Should a story have a moral? Is a painting, song, or poem a fable in disguise?

Such questions may sound egg-heady, beside the point. Who debates aesthetics when the world is going to hell?

When I was an undergraduate (1969-1973), such questions were discussed eagerly. My teachers at college belonged to a movement called the New Criticism. The New Criticism treated “a work of literature… as a self-contained, self-referential aesthetic object.” The old idea of literature as moral tutelage was all wrong. A poem was about itself, not how to live one’s life. T.S. Eliot had promoted this thesis in his criticism. He got the idea from Flaubert and other nineteenth century Frenchmen. Didactic art was wrong-headed and old hat. You could be a loathsome person and make good art: art existed “for art’s sake.”

It only took me fifty years to wake to the opposite conclusion.

Yes, a poem or story or essay is a machine, ably or ineptly made, that either succeeds or fails. How these machines function fascinates, if that’s your fancy (it is mine). But there’s a reason for any work of art to exist. It’s not just decorative; it answers a human need, and points us, explicitly or implicitly, in a direction. We need art to help us navigate. The more one thinks, the more complicated life gets. Hamlet shows us a way.

I became a moralist, a sort of secular preacher, not because I knew the way, but because I needed to find one.

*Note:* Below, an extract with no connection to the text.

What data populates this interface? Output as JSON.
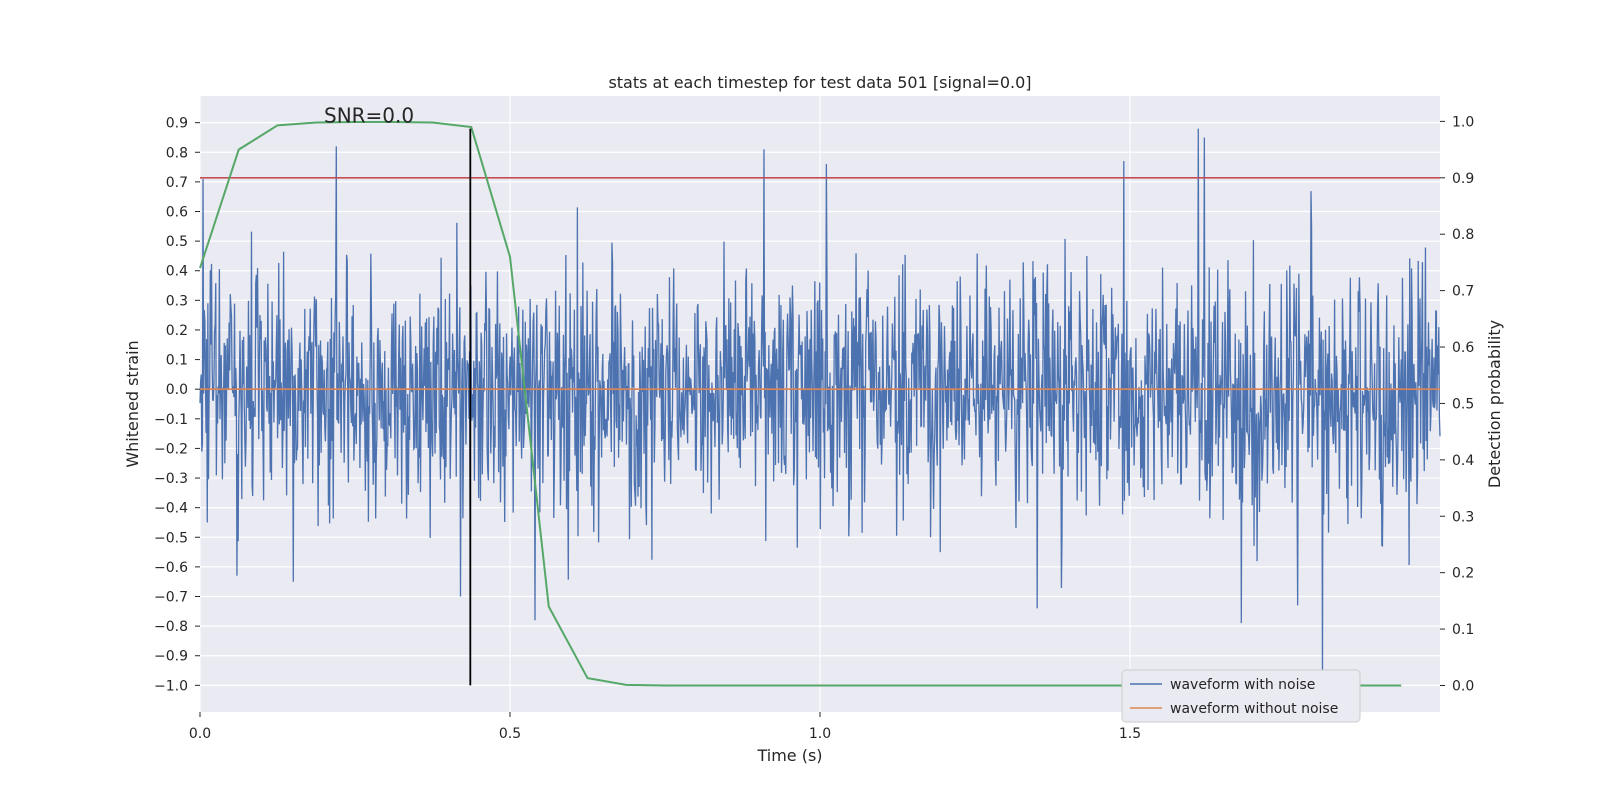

Morality is the study of how to be, how best to spend our allotment of time. We stand at a crossroads: there’s a better or worse way forward, and no going back. How do we decide? My forbears at the crossroad made this work of art this way. What were they telling me? What might I learn from their example?

A story with no moral has a moral: that morality doesn’t matter. If we waste our lives, so what? I find that moral pernicious. My generation extolled doing our own thing, what we felt like, and look where it got us – to unprecedented misery amidst unprecedented prosperity. Absence of purpose makes waking up a drag. The MAGA movement, like any cult, supplies exciting purpose. It’s more fun feeling furious than bored.

Art exists for heart’s, not for art’s sake. Every sentence I read or write cross-examines me. True or false? Agree or disagree? Am I heading right? Morality is no fusty fuddy-duddy yesterday concern, but our most urgent challenge. Art is a sextant. We triangulate our whereabouts from the stars. Where am I now? Where do I hope to go?

We live in a trying time. Whatever our politics, we all feel threatened by tomorrow. Dread makes it hard to focus.

How do we find our way out of this mire, back to gladness and calm? By using our heads. That’s what morality is all about – thinking one’s way to goodness. Every choice we make is moral. Every work of art is a compound of choices, pointing in a preferred direction. All art is didactic: it teaches – what its maker believes is good. Are we convinced or repelled?

Morality, once the center of education, has been booted from the curriculum in favor of practical accomplishments. Both must be taught – how to do things and why. Literature should be taught both mechanically – how does Hamlet work? – and morally – why should we care, did the prince choose right? The more we practice morality, the better we get at it.

Should a story have a moral? It does – and it must.